No sé si a nadie se le ocurre pensar que una vez que se convocan la elecciones son justamente las palabras lo que sobran y los hechos los que hablan. Porque si la política –que es el arte de gobernar a un pueblo- consiste en defender simplemente unas ideas y tener una buena oratoria para enfrentarse dialécticamente al adversario, me parece que se olvida lo fundamental: las personas. Personas sobre las que recaen las leyes que los políticos promulgan; familias que sufren las consecuencias de la mala gestión de sus gobernantes y por ello pasan necesidad; pueblos y ciudades que ven cómo se reducen sus servicios de atención al ciudadano; gente de pocos recursos que se encuentran totalmente desamparados y acaban excluidos de la sociedad. Y lo más vergonzoso: políticos que se aprovechan de sus cargos para enriquecerse o beneficiar a sus amigos, con nuestros impuestos o con nuestros ahorros. Y para algunos de esos políticos (los de izquierdas, digámoslo claro) la Iglesia es una de los grandes estorbos para que un país prospere.

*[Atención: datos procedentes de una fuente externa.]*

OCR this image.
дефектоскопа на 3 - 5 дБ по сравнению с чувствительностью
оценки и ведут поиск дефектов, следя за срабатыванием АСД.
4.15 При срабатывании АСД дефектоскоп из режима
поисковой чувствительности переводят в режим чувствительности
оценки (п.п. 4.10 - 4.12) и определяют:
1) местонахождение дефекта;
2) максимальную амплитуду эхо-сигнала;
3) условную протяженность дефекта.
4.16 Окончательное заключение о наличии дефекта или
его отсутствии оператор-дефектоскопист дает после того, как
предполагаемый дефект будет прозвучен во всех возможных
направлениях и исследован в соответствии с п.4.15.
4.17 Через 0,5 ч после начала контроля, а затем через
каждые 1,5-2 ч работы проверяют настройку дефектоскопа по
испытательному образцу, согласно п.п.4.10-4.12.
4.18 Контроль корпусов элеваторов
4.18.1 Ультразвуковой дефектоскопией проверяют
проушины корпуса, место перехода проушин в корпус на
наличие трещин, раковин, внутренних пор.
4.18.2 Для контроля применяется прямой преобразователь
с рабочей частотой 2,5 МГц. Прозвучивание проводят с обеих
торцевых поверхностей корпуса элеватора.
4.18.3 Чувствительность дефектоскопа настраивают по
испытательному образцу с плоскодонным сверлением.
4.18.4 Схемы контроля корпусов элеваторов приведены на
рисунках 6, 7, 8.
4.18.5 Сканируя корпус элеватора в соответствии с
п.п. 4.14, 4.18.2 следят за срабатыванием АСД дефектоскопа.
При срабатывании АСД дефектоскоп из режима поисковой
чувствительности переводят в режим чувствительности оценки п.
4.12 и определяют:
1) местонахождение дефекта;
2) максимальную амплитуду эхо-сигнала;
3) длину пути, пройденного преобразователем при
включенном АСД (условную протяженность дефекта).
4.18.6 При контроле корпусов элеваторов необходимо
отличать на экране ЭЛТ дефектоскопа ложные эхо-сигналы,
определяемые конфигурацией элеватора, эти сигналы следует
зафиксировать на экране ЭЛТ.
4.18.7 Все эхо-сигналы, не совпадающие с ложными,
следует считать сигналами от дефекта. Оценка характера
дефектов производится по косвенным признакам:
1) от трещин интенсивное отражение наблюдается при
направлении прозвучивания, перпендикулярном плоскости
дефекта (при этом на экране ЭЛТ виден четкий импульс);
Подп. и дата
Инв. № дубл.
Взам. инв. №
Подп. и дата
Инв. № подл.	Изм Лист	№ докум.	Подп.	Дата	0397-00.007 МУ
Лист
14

Se acabó la política. Vamos a la Palabra de Dios.
La alianza no se lleva en la mano
Cuando Ezequiel habla al pueblo de Dios (deportado y cautivo en Babilonia) no promete leyes más justas ni mejores condiciones. No se pone en la piel del político que hace promesas para que le voten. No lleva papeletas con un programa artificial que luego puede quedar reducido a la nada, según las condiciones sean favorables o no. Las promesas que salen por la boca se las puede llevar el viento. Ezequiel trae un mensaje de Dios. El Dios que te recuerda que su política es apostar siempre por ti, aún a riesgo de perder Él. El Dios que no crea partidos sino alianzas, pero no alianzas de las que se llevan en la mano, como la de los esposos u otros signos de consagración (como el hábito de los religiosos, que es el signo de que pertenecemos a Dios): es una alianza que se lleva en el corazón. Entonces ya no tienes escapatoria. Dios no es político, es amante. No hace programas electorales; hace una historia de amor. No hace leyes para ver si tiene súbditos rebeldes o desobedientes: es un amante que no logra hacer entender su amor.

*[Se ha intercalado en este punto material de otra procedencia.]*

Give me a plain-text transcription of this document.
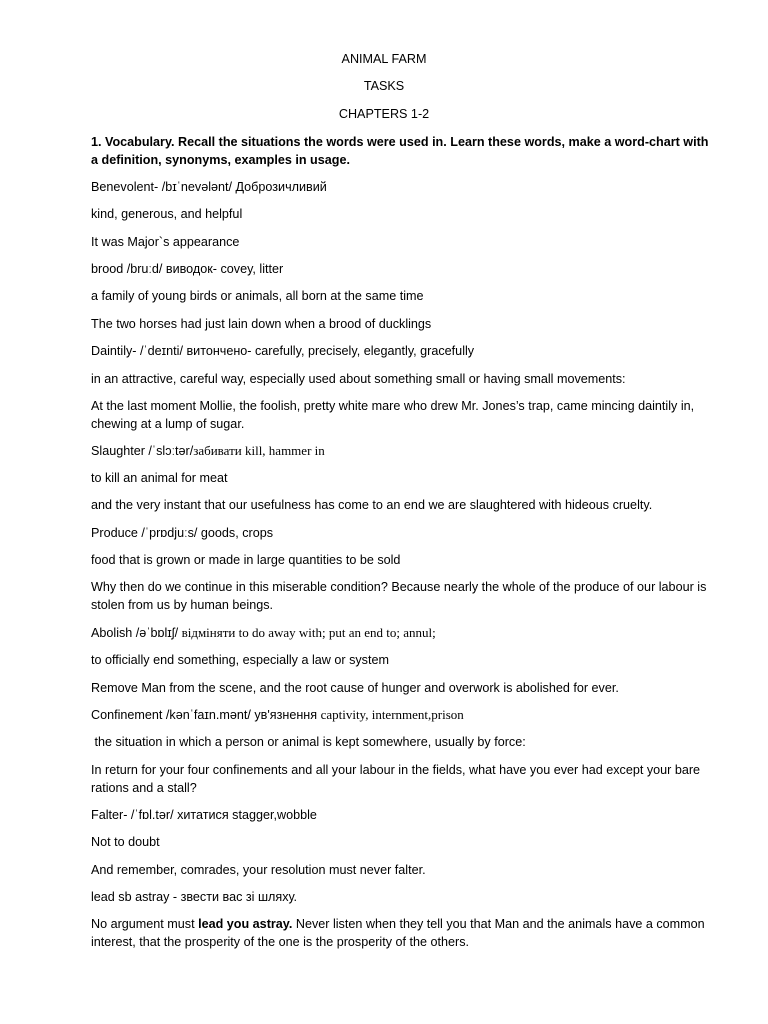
ANIMAL FARM
TASKS
CHAPTERS 1-2
1. Vocabulary. Recall the situations the words were used in. Learn these words, make a word-chart with a definition, synonyms, examples in usage.
Benevolent- /bɪˈnevələnt/ Доброзичливий
kind, generous, and helpful
It was Major`s appearance
brood /bruːd/ виводок- covey, litter
a family of young birds or animals, all born at the same time
The two horses had just lain down when a brood of ducklings
Daintily- /ˈdeɪnti/ витончено- carefully, precisely, elegantly, gracefully
in an attractive, careful way, especially used about something small or having small movements:
At the last moment Mollie, the foolish, pretty white mare who drew Mr. Jones’s trap, came mincing daintily in, chewing at a lump of sugar.
Slaughter /ˈslɔːtər/забивати kill, hammer in
to kill an animal for meat
and the very instant that our usefulness has come to an end we are slaughtered with hideous cruelty.
Produce /ˈprɒdjuːs/ goods, crops
food that is grown or made in large quantities to be sold
Why then do we continue in this miserable condition? Because nearly the whole of the produce of our labour is stolen from us by human beings.
Abolish /əˈbɒlɪʃ/ відміняти to do away with; put an end to; annul;
to officially end something, especially a law or system
Remove Man from the scene, and the root cause of hunger and overwork is abolished for ever.
Confinement /kənˈfaɪn.mənt/ ув'язнення captivity, internment,prison
the situation in which a person or animal is kept somewhere, usually by force:
In return for your four confinements and all your labour in the fields, what have you ever had except your bare rations and a stall?
Falter- /ˈfɒl.tər/ хитатися stagger,wobble
Not to doubt
And remember, comrades, your resolution must never falter.
lead sb astray - звести вас зі шляху.
No argument must lead you astray. Never listen when they tell you that Man and the animals have a common interest, that the prosperity of the one is the prosperity of the others.
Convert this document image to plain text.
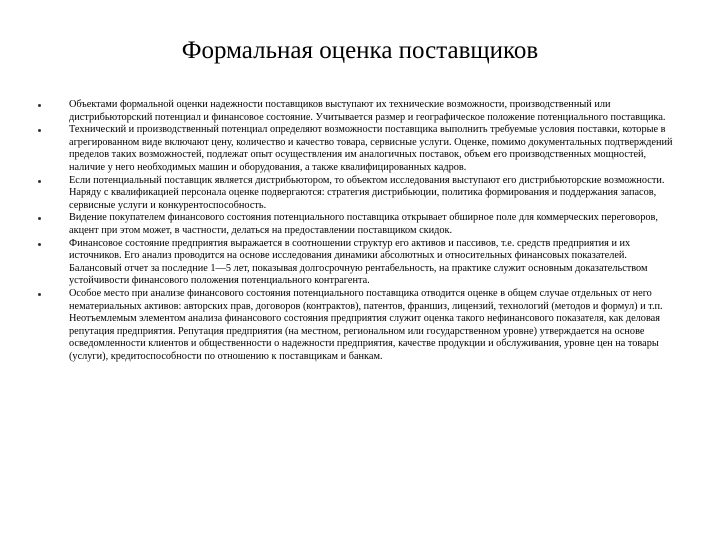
Формальная оценка поставщиков
Объектами формальной оценки надежности поставщиков выступают их технические возможности, производственный или дистрибьюторский потенциал и финансовое состояние. Учитывается размер и географическое положение потенциального поставщика.
Технический и производственный потенциал определяют возможности поставщика выполнить требуемые условия поставки, которые в агрегированном виде включают цену, количество и качество товара, сервисные услуги. Оценке, помимо документальных подтверждений пределов таких возможностей, подлежат опыт осуществления им аналогичных поставок, объем его производственных мощностей, наличие у него необходимых машин и оборудования, а также квалифицированных кадров.
Если потенциальный поставщик является дистрибьютором, то объектом исследования выступают его дистрибьюторские возможности. Наряду с квалификацией персонала оценке подвергаются: стратегия дистрибьюции, политика формирования и поддержания запасов, сервисные услуги и конкурентоспособность.
Видение покупателем финансового состояния потенциального поставщика открывает обширное поле для коммерческих переговоров, акцент при этом может, в частности, делаться на предоставлении поставщиком скидок.
Финансовое состояние предприятия выражается в соотношении структур его активов и пассивов, т.е. средств предприятия и их источников. Его анализ проводится на основе исследования динамики абсолютных и относительных финансовых показателей. Балансовый отчет за последние 1—5 лет, показывая долгосрочную рентабельность, на практике служит основным доказательством устойчивости финансового положения потенциального контрагента.
Особое место при анализе финансового состояния потенциального поставщика отводится оценке в общем случае отдельных от него нематериальных активов: авторских прав, договоров (контрактов), патентов, франшиз, лицензий, технологий (методов и формул) и т.п. Неотъемлемым элементом анализа финансового состояния предприятия служит оценка такого нефинансового показателя, как деловая репутация предприятия. Репутация предприятия (на местном, региональном или государственном уровне) утверждается на основе осведомленности клиентов и общественности о надежности предприятия, качестве продукции и обслуживания, уровне цен на товары (услуги), кредитоспособности по отношению к поставщикам и банкам.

A un político que no cumple le llamamos indigno, corrupto, inútil… y votamos a otro que, por lo menos, prometa cosas mejores. A un Dios que quiere ganarse tu corazón y que lo hace todo por puro amor, no se le puede reprochar nada… a no ser el que nos haya amado demasiado y por tanto seamos nosotros los ingratos y los culpables. Me temo yo que si pudiéramos votar a Dios cada cuatro años, muchos lo harían esperando encontrar un dios menos exigente y más “político”…

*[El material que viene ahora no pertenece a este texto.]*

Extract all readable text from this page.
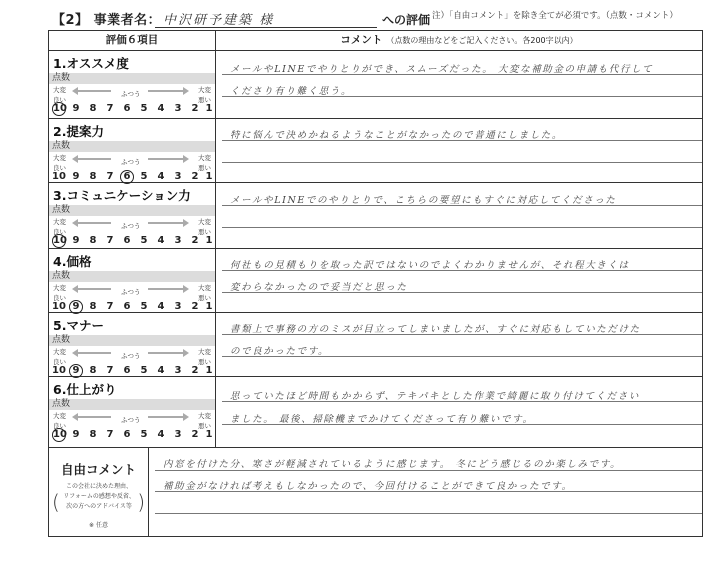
【2】 事業者名： 中沢研予建築 様	への評価 注）「自由コメント」を除き全てが必須です。（点数・コメント）
評価６項目	コメント （点数の理由などをご記入ください。各200字以内）
1.オススメ度
点数
大変
良い
ふつう	大変
悪い
10 9	8	7	6	5	4	3	2 1
メールやLINEでやりとりができ、スムーズだった。 大変な補助金の申請も代行して
くださり有り難く思う。
2.提案力
点数
大変
良い
ふつう	大変
悪い
10 9	8	7	6	5	4	3	2 1
特に悩んで決めかねるようなことがなかったので普通にしました。
3.コミュニケーション力
点数
大変
良い
ふつう	大変
悪い
10 9	8	7	6	5	4	3	2 1
メールやLINEでのやりとりで、こちらの要望にもすぐに対応してくださった
4.価格
点数
大変
良い
ふつう	大変
悪い
10 9	8	7	6	5	4	3	2 1
何社もの見積もりを取った訳ではないのでよくわかりませんが、それ程大きくは
変わらなかったので妥当だと思った
5.マナー
点数
大変
良い
ふつう	大変
悪い
10 9	8	7	6	5	4	3	2 1
書類上で事務の方のミスが目立ってしまいましたが、すぐに対応もしていただけた
ので良かったです。
6.仕上がり
点数
大変
良い
ふつう	大変
悪い
10 9	8	7	6	5	4	3	2 1
思っていたほど時間もかからず、テキパキとした作業で綺麗に取り付けてください
ました。 最後、掃除機までかけてくださって有り難いです。
自由コメント
(
この会社に決めた理由、
リフォームの感想や反省、
次の方へのアドバイス等 )
※ 任意
内窓を付けた分、寒さが軽減されているように感じます。 冬にどう感じるのか楽しみです。
補助金がなければ考えもしなかったので、今回付けることができて良かったです。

No sólo los padres lo pasan mal con sus hijos
Parece que a los padres siempre les toca sufrir. Y no sólo por las condiciones laborables (el que tenga la suerte de tener un trabajo) sino por las condiciones familiares. Se ha extendido la mala costumbre de tener hijos felices a base de no negarles nada. Los padres temen el drama que se puede originar en el hogar cuando a un hijo se le niega la tablet 9 (o cualquiera de esos aparatos de última generación, que yo ya estoy un poco fuera de juego en estas tecnologías). Los hijos están convencidos de que obedecer a los padres retrasa su madurez y coarta su libertad. Se sienten desdichados porque los padres no hacen otra cosa que negarles sus sueños. Pero la carta a los Hebreos nos recuerda que obedecer es una virtud. Y una virtud que comporta sufrimiento.
Cristo no se hace el héroe. La perspectiva de la cruz le atemoriza y hace desaparecer su imagen devota: de su boca saldrá un grito, no palabras ejemplares. No nos ofrece respuestas, sino una gran pregunta: pregunta que atraviesa la historia y todavía nos hiere al llevar la cruz o verla sobre los hombros de otros torturados por el mundo: ¿Por qué me has abandonado? El sufrimiento también es pedagógico. Que tus padres o superiores te escuchen no significa que te lo den todo, porque entonces te estarían anulando a ti mismo y acabarías siendo un ser sobreprotegido e incapaz de enfrentarte a la vida. Además cada cosa tiene su tiempo: el que no sabe obedecer cuando le toca, no sabrá mandar cuando le corresponda. Nosotros sabemos, gracias al ejemplo de Cristo, que obedecer la voluntad de Dios se convierte en amor fraterno hacia los hombres. Y si el dolor se acepta por amor, nos convertimos en colaboradores de Cristo para la salvación del mundo. Casi nada.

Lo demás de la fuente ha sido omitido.